- Livadhe Location within Albania
- Coordinates: 39°47′N 20°7′E﻿ / ﻿39.783°N 20.117°E
- Country: Albania
- County: Vlorë
- Municipality: Finiq

Population (2011)
- • Administrative unit: 1,165
- Time zone: UTC+1 (CET)
- • Summer (DST): UTC+2 (CEST)

= Livadhe =

Livadhe (Livadhja; Λιβαδειά) is a village and a former commune in Vlorë County, southern Albania. At the 2015 local government reform it became a subdivision of the municipality Finiq.
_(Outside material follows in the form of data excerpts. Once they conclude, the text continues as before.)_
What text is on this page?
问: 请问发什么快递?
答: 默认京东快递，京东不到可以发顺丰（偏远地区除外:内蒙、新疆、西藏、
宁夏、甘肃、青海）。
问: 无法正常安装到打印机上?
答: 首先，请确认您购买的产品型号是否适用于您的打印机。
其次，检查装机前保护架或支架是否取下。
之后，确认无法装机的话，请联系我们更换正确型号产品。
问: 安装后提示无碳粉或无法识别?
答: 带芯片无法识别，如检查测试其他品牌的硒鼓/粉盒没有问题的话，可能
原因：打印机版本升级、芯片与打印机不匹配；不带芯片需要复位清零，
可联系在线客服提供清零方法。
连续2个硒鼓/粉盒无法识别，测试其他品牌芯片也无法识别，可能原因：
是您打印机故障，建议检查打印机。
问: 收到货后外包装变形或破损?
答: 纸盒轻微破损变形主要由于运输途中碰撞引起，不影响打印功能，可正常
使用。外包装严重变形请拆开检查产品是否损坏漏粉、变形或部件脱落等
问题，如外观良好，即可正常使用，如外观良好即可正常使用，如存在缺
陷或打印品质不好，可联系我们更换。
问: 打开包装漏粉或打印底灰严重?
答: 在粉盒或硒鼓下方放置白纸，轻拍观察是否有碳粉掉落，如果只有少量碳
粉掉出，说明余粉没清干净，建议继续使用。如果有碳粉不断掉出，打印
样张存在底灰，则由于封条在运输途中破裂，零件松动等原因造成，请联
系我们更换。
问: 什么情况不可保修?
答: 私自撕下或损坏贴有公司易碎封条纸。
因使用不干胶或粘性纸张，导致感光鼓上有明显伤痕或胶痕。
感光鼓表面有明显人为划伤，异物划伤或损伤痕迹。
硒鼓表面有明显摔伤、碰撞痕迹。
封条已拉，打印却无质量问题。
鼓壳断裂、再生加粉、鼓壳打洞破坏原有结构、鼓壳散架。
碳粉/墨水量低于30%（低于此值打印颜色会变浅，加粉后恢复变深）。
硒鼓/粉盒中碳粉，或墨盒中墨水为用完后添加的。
The population at the 2011 census was 1,165.

== Demographics ==
The villages Livadhja, Kulluricë, Llazat, Kalcat, Kodër, Lefter Talo, Vagalat, Gravë, Qesarat, Komat, Karroq, Grazhdan, and Zminec are inhabited solely by Greeks, while Sopik is inhabited by an Orthodox Albanian population and Pandalejmon by Muslim Cham Albanians. A demographic study by Leonidas Kallivretakis in 1992, found that the population of the commune consisted of approximately 85% ethnic Greek Christians, 10% Albanian Christians, and 5% Cham Albanian Muslims.